The antibiotics of choice in the literature are: amikacin, meropenim and ciprofloxacin [6,17]. Fortunately the patient was started on the later two shortly after the organism was identified. There are cases of increasingly resistant S.Marcescens, particularly in the Far East [18,19,20]. There is rising resistance to trimethoprim, ampicillin, cefotaxime and piperacillin in particular [18,21]. This perhaps accompanies rising infection rates of resistant organisms in the ITU setting [22,24].

In accordance with British Society of Rheumatology (BSR) approved guidelines on management of the swollen joint [25].

  • There was a high clinical suspicion of septic arthritis, which was immediately treated with IV antibiotics even though the initial stain was negative. Joint infection can often give negative cultures and indeed the organism was picked up on enrichment.

  • The antibiotics were adjusted appropriately on culture and sensitivity and the patient received a minimum of two weeks IV antibiotics, followed by oral antibiotics on discharge.

  • Inflammatory markers were used to guide the duration of treatment.

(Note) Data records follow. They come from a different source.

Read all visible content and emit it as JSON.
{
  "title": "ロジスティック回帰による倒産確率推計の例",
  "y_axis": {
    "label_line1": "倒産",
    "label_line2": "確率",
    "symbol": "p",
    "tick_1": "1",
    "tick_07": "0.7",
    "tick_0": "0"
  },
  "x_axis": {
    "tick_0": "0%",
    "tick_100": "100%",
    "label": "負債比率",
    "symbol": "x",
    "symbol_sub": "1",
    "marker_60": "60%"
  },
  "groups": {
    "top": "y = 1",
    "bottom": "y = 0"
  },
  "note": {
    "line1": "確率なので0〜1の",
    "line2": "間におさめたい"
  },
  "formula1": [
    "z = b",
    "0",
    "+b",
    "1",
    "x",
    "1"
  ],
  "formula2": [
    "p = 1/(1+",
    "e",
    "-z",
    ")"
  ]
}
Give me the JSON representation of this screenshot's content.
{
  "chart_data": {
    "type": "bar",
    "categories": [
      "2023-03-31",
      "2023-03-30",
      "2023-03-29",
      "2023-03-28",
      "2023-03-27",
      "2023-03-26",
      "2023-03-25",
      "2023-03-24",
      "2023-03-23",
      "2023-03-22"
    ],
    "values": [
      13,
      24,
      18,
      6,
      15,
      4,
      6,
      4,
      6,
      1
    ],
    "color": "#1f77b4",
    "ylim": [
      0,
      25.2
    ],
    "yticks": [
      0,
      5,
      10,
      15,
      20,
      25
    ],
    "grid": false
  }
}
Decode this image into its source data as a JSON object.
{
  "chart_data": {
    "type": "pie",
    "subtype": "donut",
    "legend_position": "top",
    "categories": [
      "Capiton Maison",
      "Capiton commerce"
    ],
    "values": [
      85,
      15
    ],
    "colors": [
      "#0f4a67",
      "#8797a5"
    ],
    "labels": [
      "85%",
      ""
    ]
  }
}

  • The joint was aspirated washed out on two occasions, until no further fluid collections occurred.

Conclusion

Potential septic arthritis must be treated with a high index of suspicion with prompt aspiration and administration of antibiotics. Rare pathogens require swift identification and appropriate management with microbiology input. Care must be taken to ensure that an infection is an isolated case and not the start of an epidemic. In any elective orthopaedic procedure, care must be undertaken to ensure there are no septic foci that may result in joint and bone infection, particularly in the urinary system.